Now, go to the Lambda section on the AWS console, and click on “Create a Lambda function”. Many function blueprints will be proposed to you then. Just go with “Blank Function”, since you already have everything that’s needed.
On the “Configure triggers” section, choose S3, and select the Bucket you created previously. On “Event type”, choose “Object Created”, since you want your function to be executed when a new log object is created. You can enable the trigger right away, or afterwards, it’s up to you.
Trigger happy
Then name your function, select the runtime, and include your code with it:
Be sure to specify the role you created earlier in the “Lambda function handler and role” section. If you don’t, the function won’t execute properly.
You can change the assigned resources and the maximal execution time in the advanced settings section. I usually set this up to 128 MB and 20 second timeout, but it might depend on the specific characteristics of your team.
After that, create the function on the review page. That’s it, you’re all set!
If you create an instance without proper tagging, you will receive a notification like this one:
Whoops, sorry!
You can see all the Lambda limits here. For this use case, none of them are actually blocking. There’s a 100 concurrent Lambda function execution limit which might be a problem if you have a single account and people working on many different regions (shrug). This is actually a soft limit, which is meant to avoid excessive charges without your approval. You can request a limit increase if you feel like the default limit is getting in your way.

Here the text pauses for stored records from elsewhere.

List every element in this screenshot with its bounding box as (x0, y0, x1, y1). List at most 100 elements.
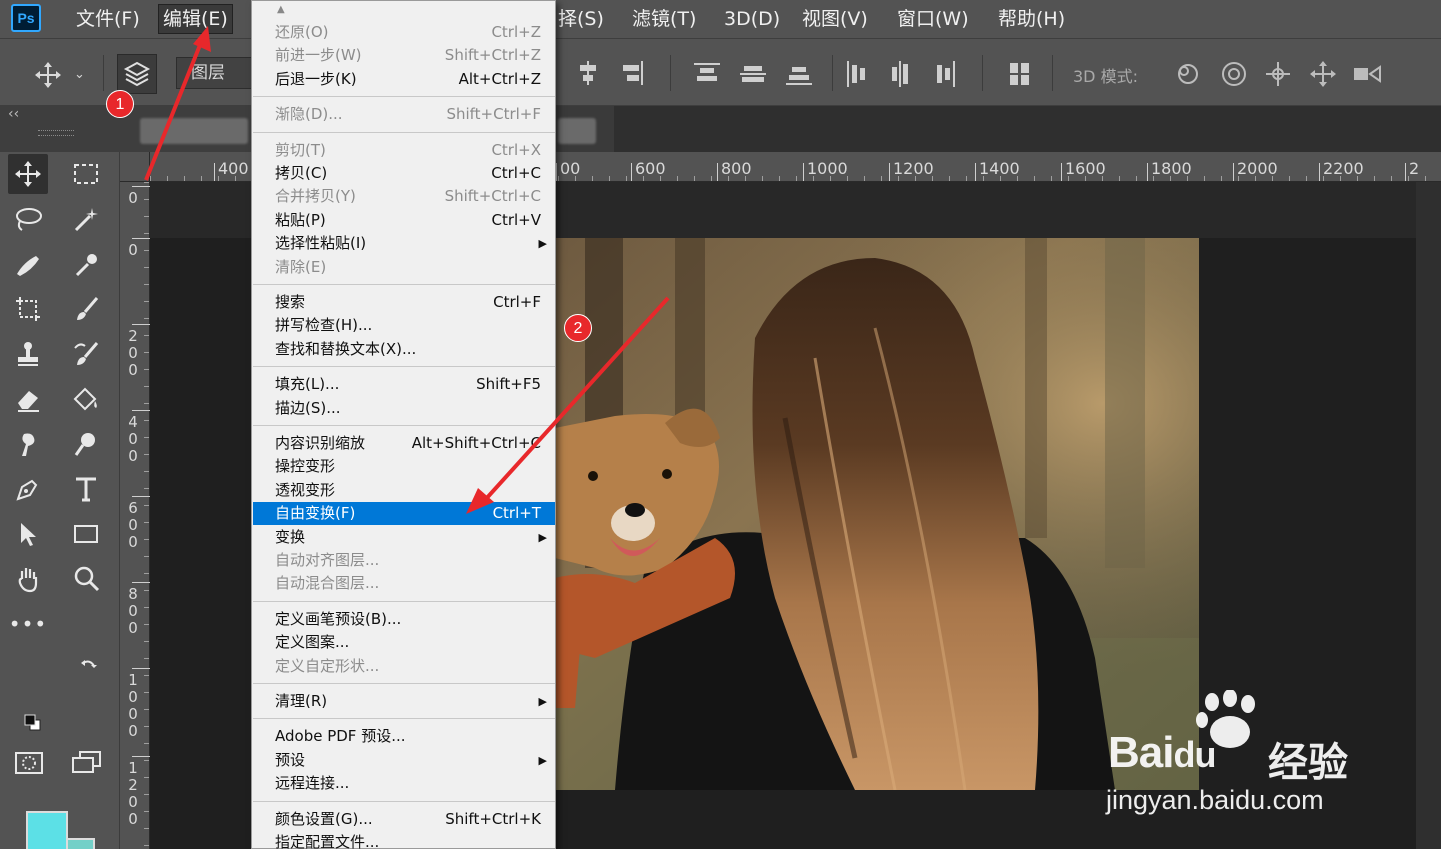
menu-item[interactable]: 选择性粘贴(I) ▶ (253, 232, 555, 255)
type-tool-icon[interactable] (66, 469, 106, 509)
layer-select-dropdown[interactable]: 图层 (176, 57, 256, 89)
menu-item[interactable]: 定义画笔预设(B)... (253, 608, 555, 631)
ruler-label: 4 0 0 (128, 413, 138, 465)
ruler-minor-tick (1153, 176, 1154, 181)
clone-stamp-tool-icon[interactable] (8, 334, 48, 374)
brush-tool-icon[interactable] (66, 289, 106, 329)
menu-item[interactable]: 还原(O) Ctrl+Z (253, 21, 555, 44)
menu-item[interactable]: Adobe PDF 预设... (253, 725, 555, 748)
paint-bucket-tool-icon[interactable] (66, 379, 106, 419)
ruler-minor-tick (144, 607, 149, 608)
menu-file[interactable]: 文件(F) (76, 0, 140, 38)
foreground-color-swatch[interactable] (26, 811, 68, 849)
menu-item[interactable]: 自动对齐图层... (253, 549, 555, 572)
eyedropper-tool-icon[interactable] (66, 244, 106, 284)
menu-item-label: 渐隐(D)... (275, 105, 343, 124)
ruler-minor-tick (1034, 176, 1035, 181)
menu-item[interactable]: 搜索 Ctrl+F (253, 291, 555, 314)
menu-item[interactable]: 自动混合图层... (253, 572, 555, 595)
ruler-minor-tick (144, 845, 149, 846)
menu-item[interactable]: 清理(R) ▶ (253, 690, 555, 713)
menu-item[interactable]: 清除(E) (253, 256, 555, 279)
lasso-tool-icon[interactable] (8, 199, 48, 239)
menu-item[interactable]: 指定配置文件... (253, 831, 555, 849)
menu-item[interactable]: 定义自定形状... (253, 655, 555, 678)
3d-mode-icons[interactable] (1172, 59, 1392, 89)
menu-item[interactable]: 描边(S)... (253, 397, 555, 420)
menu-item[interactable]: 剪切(T) Ctrl+X (253, 139, 555, 162)
rectangle-tool-icon[interactable] (66, 514, 106, 554)
auto-align-icon[interactable] (1008, 61, 1032, 87)
pen-tool-icon[interactable] (8, 469, 48, 509)
move-tool-icon[interactable] (8, 154, 48, 194)
menu-item[interactable]: 远程连接... (253, 772, 555, 795)
menu-window[interactable]: 窗口(W) (897, 0, 969, 38)
menu-item[interactable]: 渐隐(D)... Shift+Ctrl+F (253, 103, 555, 126)
history-brush-tool-icon[interactable] (66, 334, 106, 374)
chevron-down-icon[interactable]: ⌄ (74, 65, 85, 85)
menu-help[interactable]: 帮助(H) (998, 0, 1065, 38)
collapse-panel-icon[interactable]: ‹‹ (8, 106, 19, 122)
menu-item-shortcut: Shift+Ctrl+F (446, 105, 541, 124)
ruler-tick (132, 496, 150, 497)
menu-item[interactable]: 预设 ▶ (253, 749, 555, 772)
eraser-tool-icon[interactable] (8, 379, 48, 419)
scroll-up-icon[interactable]: ▲ (252, 1, 557, 19)
document-tab-2[interactable] (558, 118, 596, 144)
dodge-tool-icon[interactable] (66, 424, 106, 464)
auto-select-layers-button[interactable] (117, 54, 157, 94)
menu-filter[interactable]: 滤镜(T) (632, 0, 696, 38)
toolbox: ••• (0, 152, 120, 849)
menu-item[interactable]: 粘贴(P) Ctrl+V (253, 209, 555, 232)
ruler-minor-tick (847, 176, 848, 181)
menu-item[interactable]: 合并拷贝(Y) Shift+Ctrl+C (253, 185, 555, 208)
menu-item[interactable]: 内容识别缩放 Alt+Shift+Ctrl+C (253, 432, 555, 455)
menu-item[interactable]: 拷贝(C) Ctrl+C (253, 162, 555, 185)
menu-item-label: 后退一步(K) (275, 69, 357, 88)
ruler-label: 1 0 0 0 (128, 671, 138, 740)
document-tab[interactable] (140, 118, 248, 144)
marquee-tool-icon[interactable] (66, 154, 106, 194)
menu-item[interactable]: 查找和替换文本(X)... (253, 338, 555, 361)
menu-item-label: 描边(S)... (275, 398, 341, 417)
menu-item[interactable]: 后退一步(K) Alt+Ctrl+Z (253, 68, 555, 91)
menu-edit[interactable]: 编辑(E) (158, 4, 233, 34)
zoom-tool-icon[interactable] (66, 559, 106, 599)
menu-item[interactable]: 变换 ▶ (253, 526, 555, 549)
hand-tool-icon[interactable] (8, 559, 48, 599)
menu-item[interactable]: 自由变换(F) Ctrl+T (253, 502, 555, 526)
default-colors-icon[interactable] (24, 714, 42, 732)
healing-brush-tool-icon[interactable] (8, 244, 48, 284)
ruler-origin[interactable] (120, 152, 150, 182)
align-icon[interactable] (577, 61, 647, 87)
menu-item[interactable]: 定义图案... (253, 631, 555, 654)
menu-item-shortcut: Shift+Ctrl+K (445, 809, 541, 828)
ruler-minor-tick (949, 176, 950, 181)
menu-view[interactable]: 视图(V) (802, 0, 868, 38)
ruler-label: 1800 (1151, 159, 1192, 178)
crop-tool-icon[interactable] (8, 289, 48, 329)
distribute-icon[interactable] (692, 61, 817, 87)
ruler-minor-tick (1187, 176, 1188, 181)
quick-mask-icon[interactable] (14, 750, 46, 778)
panel-grip[interactable] (38, 130, 74, 136)
distribute-horizontal-icon[interactable] (845, 59, 960, 89)
menu-item[interactable]: 透视变形 (253, 479, 555, 502)
menu-select[interactable]: 择(S) (558, 0, 604, 38)
menu-item[interactable]: 颜色设置(G)... Shift+Ctrl+K (253, 808, 555, 831)
path-selection-tool-icon[interactable] (8, 514, 48, 554)
ruler-minor-tick (592, 176, 593, 181)
menu-3d[interactable]: 3D(D) (724, 0, 780, 38)
3d-slide-icon (1310, 61, 1336, 87)
ruler-minor-tick (1306, 176, 1307, 181)
more-tools-icon[interactable]: ••• (8, 604, 48, 644)
menu-item[interactable]: 填充(L)... Shift+F5 (253, 373, 555, 396)
menu-item[interactable]: 拼写检查(H)... (253, 314, 555, 337)
magic-wand-tool-icon[interactable] (66, 199, 106, 239)
menu-item[interactable]: 前进一步(W) Shift+Ctrl+Z (253, 44, 555, 67)
move-icon[interactable] (33, 61, 63, 89)
swap-colors-icon[interactable] (80, 657, 98, 675)
menu-item[interactable]: 操控变形 (253, 455, 555, 478)
smudge-tool-icon[interactable] (8, 424, 48, 464)
screen-mode-icon[interactable] (70, 750, 104, 778)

Mocking the necessary resources in order to test this was slightly cumbersome too. I had to create valid logs, make sure that they had the necessary events in them, and then use the “Test” option in the Lambda dashboard on the AWS console, while specifying the mocked log in the test JSON object. I’d like to have a way to make this simpler somehow.
I could have used a serverless framework to address this issue during development: something like Serverless, or chalice. I’ll definitely try one the next time I do some serverless development. These really come in handy, as you can test your code locally, generating input events without setting up the whole infrastructure. They also help you manage and update multiple environments, and create the resources needed for your function, with Cloudformation. You can also automate the creation of these Lambda management functions using a separate infrastructure as code tool, like Terraform.
Anyways, I hope you enjoyed that as much as I did!